Hot flashes, weight gain, mood swings and insomnia. If you’re not going through menopause already, these are the side effects you have to look forward to.

But “the change” doesn’t have to be as awful as you’ve been led to believe.

In the interview below, Dr. Lauren F. Streicher, an obstetrician-gynecologist at Chicago’s Northwestern Memorial Hospital and the author of “The Essential Guide to Hysterectomy”, explains how you can control menopause symptoms. The most shocking advice? Hormone therapy isn’t as evil as you’ve been told.

What are some of the biggest misconceptions about menopause?

One of the biggest misconceptions is that every woman thinks she’ll have symptoms. Not everyone does. The second is that most women think menopause is something that ends. They think, “I’ll have hot flashes for awhile, then I’ll be done with it.” But you aren’t done with menopause until you die. Menopause is when ovaries are no longer producing estrogen. It’s a stage of life, not a certain time period that will end when the symptoms end.

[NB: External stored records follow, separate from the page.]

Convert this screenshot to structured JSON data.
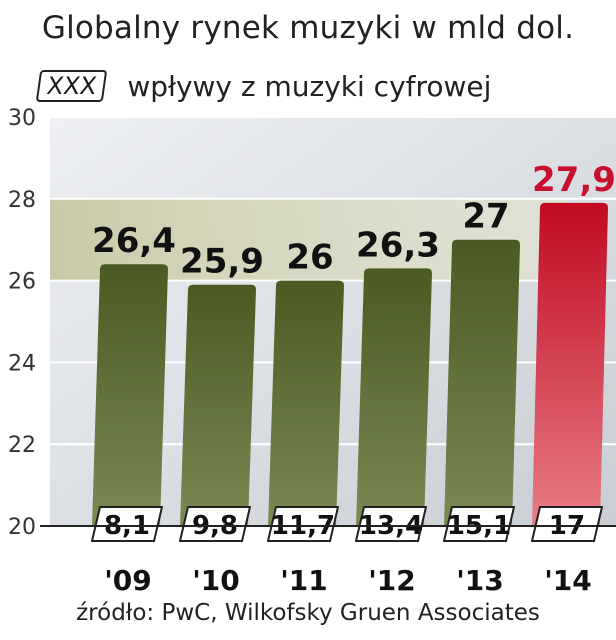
{
  "chart_data": {
    "type": "bar",
    "title": "Globalny rynek muzyki w mld dol.",
    "legend_label": "wpływy z muzyki cyfrowej",
    "legend_box_text": "XXX",
    "categories": [
      "'09",
      "'10",
      "'11",
      "'12",
      "'13",
      "'14"
    ],
    "series": [
      {
        "values": [
          26.4,
          25.9,
          26,
          26.3,
          27,
          27.9
        ],
        "labels": [
          "26,4",
          "25,9",
          "26",
          "26,3",
          "27",
          "27,9"
        ]
      },
      {
        "name": "wpływy z muzyki cyfrowej",
        "values": [
          8.1,
          9.8,
          11.7,
          13.4,
          15.1,
          17
        ],
        "labels": [
          "8,1",
          "9,8",
          "11,7",
          "13,4",
          "15,1",
          "17"
        ]
      }
    ],
    "ylim": [
      20,
      30
    ],
    "yticks": [
      20,
      22,
      24,
      26,
      28,
      30
    ],
    "grid": true,
    "highlight_index": 5,
    "colors": {
      "bar": "#55632a",
      "highlight": "#c8102e",
      "grid": "#ffffff",
      "background": "#dde1e6"
    },
    "source": "źródło: PwC, Wilkofsky Gruen Associates"
  }
}
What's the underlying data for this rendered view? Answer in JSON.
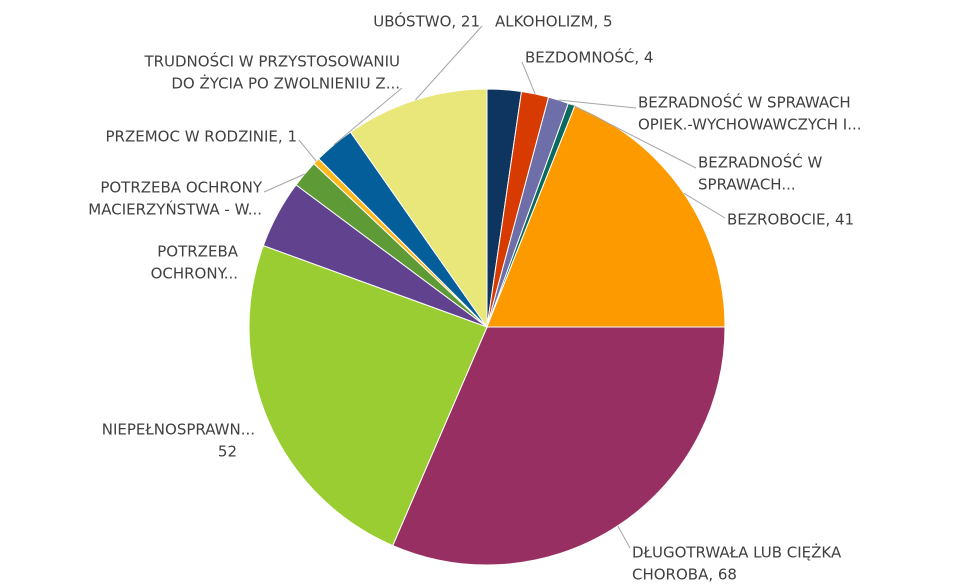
{
  "chart_data": {
    "type": "pie",
    "labels": [
      [
        "ALKOHOLIZM, 5"
      ],
      [
        "BEZDOMNOŚĆ, 4"
      ],
      [
        "BEZRADNOŚĆ W SPRAWACH",
        "OPIEK.-WYCHOWAWCZYCH I..."
      ],
      [
        "BEZRADNOŚĆ W",
        "SPRAWACH..."
      ],
      [
        "BEZROBOCIE, 41"
      ],
      [
        "DŁUGOTRWAŁA LUB CIĘŻKA",
        "CHOROBA, 68"
      ],
      [
        "NIEPEŁNOSPRAWN...",
        "52"
      ],
      [
        "POTRZEBA",
        "OCHRONY..."
      ],
      [
        "POTRZEBA OCHRONY",
        "MACIERZYŃSTWA - W..."
      ],
      [
        "PRZEMOC W RODZINIE, 1"
      ],
      [
        "TRUDNOŚCI W PRZYSTOSOWANIU",
        "DO ŻYCIA PO ZWOLNIENIU Z..."
      ],
      [
        "UBÓSTWO, 21"
      ]
    ],
    "values": [
      5,
      4,
      3,
      1,
      41,
      68,
      52,
      10,
      4,
      1,
      6,
      21
    ],
    "colors": [
      "#0e3460",
      "#d83b01",
      "#6e6ea8",
      "#0b6a5e",
      "#fd9a00",
      "#982f63",
      "#9acd32",
      "#60428f",
      "#5e9a35",
      "#fdb81e",
      "#045e9a",
      "#e9e67a"
    ]
  }
}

But hot flashes do stop at some point, don’t they?

Not always. For some women, hot flashes go away within a few years. But some women have them their whole lives.

What’s the best way to stop hot flashes and other symptoms of menopause?

The first thing you need to figure out is what problems you want to address. Is it hot flashes? Is it vaginal dryness? Is it insomnia? What can you live with and what can’t you stand any more? Some women I see have debilitating hot flashes. They’re practically walking around naked. I walk through all the options. The first is to do nothing at all. The symptoms may go away. But if that doesn’t happen, and the hot flashes are unbearable, women can try medications. Certain antidepressants, especially Effexor, have been proven effective. Another option is hormone therapy.

But so many women have been told to avoid hormone therapy because a big study in 2002 found it led to breast cancer.

That study was extremely flawed. People don’t understand what makes a study scientifically valid. Enough people need to be in it. The study needs to be double blind. And it needs to last at least 12 weeks. Doctors who really read that study know that hormones can be beneficial. For the majority of women, they are safe and reasonable. People are so fearful of breast cancer, but really, even if you take hormones, you’re more likely to drop dead from heart disease or obesity. Eighty percent of breast cancer patients are women who have never taken hormones.

So why do so many women believe the myth that hormone therapy will give you cancer?

The media is partially to blame. When that study came out, they printed it as the gospel truth. Another problem is that most doctors don’t know much about menopause. You get one to two hours of training about menopause in medical school. Internists and primary care physicians simply don’t know. And most ob/gyns are trained to deliver babies, not deal with menopause. And then, of course, women do a lot of research on the web and end up with inaccurate information swimming around in their heads.

So what should women who are experiencing bad side effects from menopause do?

The North American Menopause Society has a list of certified menopause doctors on their web site. These doctors specialize in menopause. There are quite a few of us in Chicago. Or, ask your hospital for a referral. The worst person to ask for advice is probably an internist. And whatever you do, don’t rely on Angie’s List for a referral.  That’s a good web site for plumbers, not doctors.